Doctor Sleep (The Shining #2)(148)



Don’t you look at that window, either. Don’t you dare.

No. Absolutely not. Never. So she did, and there was Rose, grinning in at her from below her rakishly tilted hat. All billowing hair and pale porcelain skin and dark mad eyes and rich red lips masking that one snaggle tooth. That tusk.

You’re going to die screaming, bitchgirl.

Abra closed her eyes and thought hard

(not there not there not there)

and opened them again. The grinning face at the window was gone. But not really. Somewhere high in the mountains—at the roof of the world—Rose was thinking about her. And waiting.

6

The motel had a breakfast buffet. Because his traveling companion was watching him, Dan made a point of eating some cereal and yogurt. Billy looked relieved. While he checked them out, Dan strolled to the lobby men’s room. Once inside, he turned the lock, fell to his knees, and vomited up everything he’d eaten. The undigested cereal and yogurt floated in a red foam.

“All right?” Billy asked when Dan rejoined him at the desk.

“Fine,” Dan said. “Let’s roll.”

7

According to Billy’s road atlas, it was about twelve hundred miles from Cincinnati to Denver. Sidewinder lay roughly seventy-five miles further west, along roads full of switchbacks and lined with steep drops. Dan tried driving for awhile on that Sunday afternoon, but tired quickly and turned the wheel over to Billy again. He fell asleep, and when he woke up, the sun was going down. They were in Iowa—home of the late Brad Trevor.

(Abra?)

He had been afraid distance would make mental communication difficult or even impossible, but she came back promptly, and as strong as ever; if she’d been a radio station, she would have been broadcasting at 100,000 watts. She was in her room, pecking away on her computer at some homework assignment or other. He was both amused and saddened to realize she had Hoppy, her stuffed rabbit, on her lap. The strain of what they were doing had regressed her to a younger Abra, at least on the emotional side.

With the line between them wide open, she caught this.

(don’t worry about me I’m all right)

(good because you have a call to make)

(yes okay are you all right)

(fine)

She knew better but didn’t ask, and that was just the way he wanted it.

(have you got the)

She made a picture.

(not yet it’s Sunday stores not open)

Another picture, one that made him smile. A Walmart . . . except the sign out front read ABRA’S SUPERSTORE.

(they wouldn’t sell us what we need we’ll find one that will)

(okay I guess)

(you know what to say to her?)

(yes)

(she’ll try to suck you into a long conversation try to snoop don’t let her)

(I won’t)

(let me hear from you after so I won’t worry)

Of course he would worry plenty.

(I will I love you Uncle Dan)

(love you too)

He made a kiss. Abra made one back: big red cartoon lips. He could almost feel them on his cheek. Then she was gone.
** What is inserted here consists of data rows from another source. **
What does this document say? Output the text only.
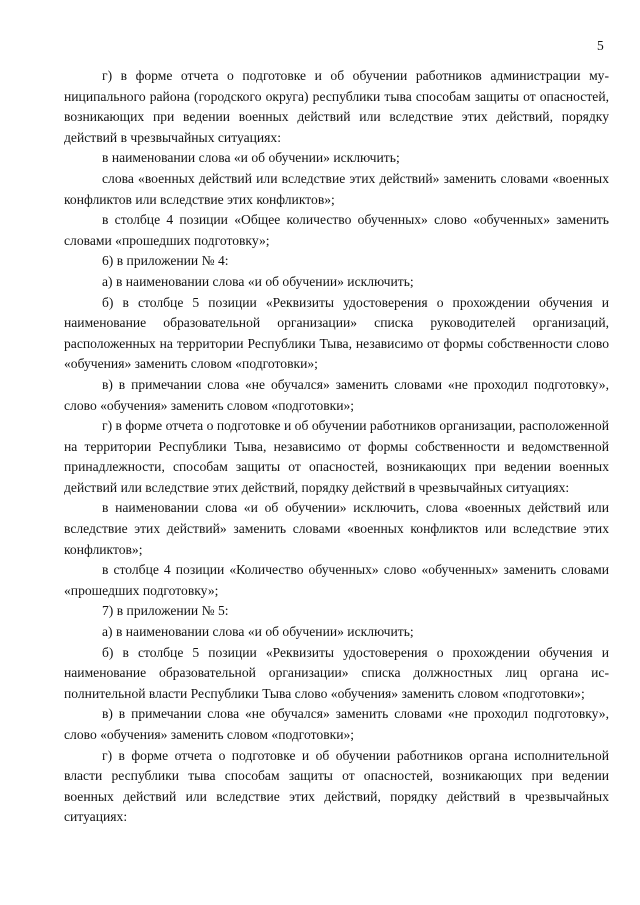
5

г) в форме отчета о подготовке и об обучении работников администрации муниципального района (городского округа) республики тыва способам защиты от опасностей, возникающих при ведении военных действий или вследствие этих действий, порядку действий в чрезвычайных ситуациях:

в наименовании слова «и об обучении» исключить;

слова «военных действий или вследствие этих действий» заменить словами «военных конфликтов или вследствие этих конфликтов»;

в столбце 4 позиции «Общее количество обученных» слово «обученных» заменить словами «прошедших подготовку»;

6) в приложении № 4:

а) в наименовании слова «и об обучении» исключить;

б) в столбце 5 позиции «Реквизиты удостоверения о прохождении обучения и наименование образовательной организации» списка руководителей организаций, расположенных на территории Республики Тыва, независимо от формы собственности слово «обучения» заменить словом «подготовки»;

в) в примечании слова «не обучался» заменить словами «не проходил подготовку», слово «обучения» заменить словом «подготовки»;

г) в форме отчета о подготовке и об обучении работников организации, расположенной на территории Республики Тыва, независимо от формы собственности и ведомственной принадлежности, способам защиты от опасностей, возникающих при ведении военных действий или вследствие этих действий, порядку действий в чрезвычайных ситуациях:

в наименовании слова «и об обучении» исключить, слова «военных действий или вследствие этих действий» заменить словами «военных конфликтов или вследствие этих конфликтов»;

в столбце 4 позиции «Количество обученных» слово «обученных» заменить словами «прошедших подготовку»;

7) в приложении № 5:

а) в наименовании слова «и об обучении» исключить;

б) в столбце 5 позиции «Реквизиты удостоверения о прохождении обучения и наименование образовательной организации» списка должностных лиц органа исполнительной власти Республики Тыва слово «обучения» заменить словом «подготовки»;

в) в примечании слова «не обучался» заменить словами «не проходил подготовку», слово «обучения» заменить словом «подготовки»;

г) в форме отчета о подготовке и об обучении работников органа исполнительной власти республики тыва способам защиты от опасностей, возникающих при ведении военных действий или вследствие этих действий, порядку действий в чрезвычайных ситуациях:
Billy was staring at him. “You were just talkin to her, weren’t you?”

“Indeed I was. Eyes on the road, Billy.”

“Yeah, yeah. You sound like my ex-wife.”

Billy put on his blinker, switched to the passing lane, and rolled past a huge and lumbering Fleetwood Pace Arrow motorhome. Dan stared at it, wondering who was inside and if they were looking out the tinted windows.
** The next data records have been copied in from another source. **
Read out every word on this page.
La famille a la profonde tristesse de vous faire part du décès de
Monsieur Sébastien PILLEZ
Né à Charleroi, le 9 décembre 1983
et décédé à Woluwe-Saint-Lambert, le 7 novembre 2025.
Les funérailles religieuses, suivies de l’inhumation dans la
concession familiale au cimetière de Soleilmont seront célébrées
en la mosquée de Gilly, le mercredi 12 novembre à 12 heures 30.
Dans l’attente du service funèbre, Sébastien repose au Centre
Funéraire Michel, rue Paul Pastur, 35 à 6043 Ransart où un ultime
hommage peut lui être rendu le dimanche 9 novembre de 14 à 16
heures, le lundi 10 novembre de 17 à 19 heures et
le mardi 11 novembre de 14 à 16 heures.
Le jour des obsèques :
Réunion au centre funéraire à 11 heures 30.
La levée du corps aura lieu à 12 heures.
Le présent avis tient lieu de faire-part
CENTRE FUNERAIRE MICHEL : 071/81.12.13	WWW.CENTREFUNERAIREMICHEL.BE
“I want to make another hundred or so miles before we quit for the night,” Billy said. “Way I got tomorrow figured, that should give us an hour to do your errand and still put us in the high country about the time you and Abra set for the showdown. But we’ll want to get on the road before daybreak.”

“Fine. You understand how this will go?”

“I get how it’s supposed to go.” Billy glanced at him. “You better hope that if they have binoculars, they don’t use them. Do you think we might come back alive? Tell me the truth. If the answer’s no, I’m gonna order me the biggest steak dinner you ever saw when we stop for the night. MasterCard can chase my relatives for the last credit card bill, and guess what? I ain’t got any relatives. Unless you count the ex, and if I was on fire she wouldn’t piss on me to put me out.”

“We’ll come back,” Dan said, but it sounded pale. He felt too sick to put up much of a front.

“Yeah? Well, maybe I’ll have that steak dinner, anyway. What about you?”

“I think I could manage a little soup. As long as it’s clear.” The thought of eating anything too thick to read a newspaper through—tomato bisque, cream of mushroom—made his stomach cringe.

“Okay. Why don’t you close your eyes again?”

Dan knew he couldn’t sleep deeply, no matter how tired and sick he felt—not while Abra was dealing with the ancient horror that looked like a woman—but he managed a doze. It was thin but rich enough to grow more dreams, first of the Overlook (today’s version featured the elevator that ran by itself in the middle of the night), then of his niece. This time Abra had been strangled with a length of electrical cord. She stared at Dan with bulging, accusing eyes. It was all too easy to read what was in them. You said you’d help me. You said you’d save me. Where were you?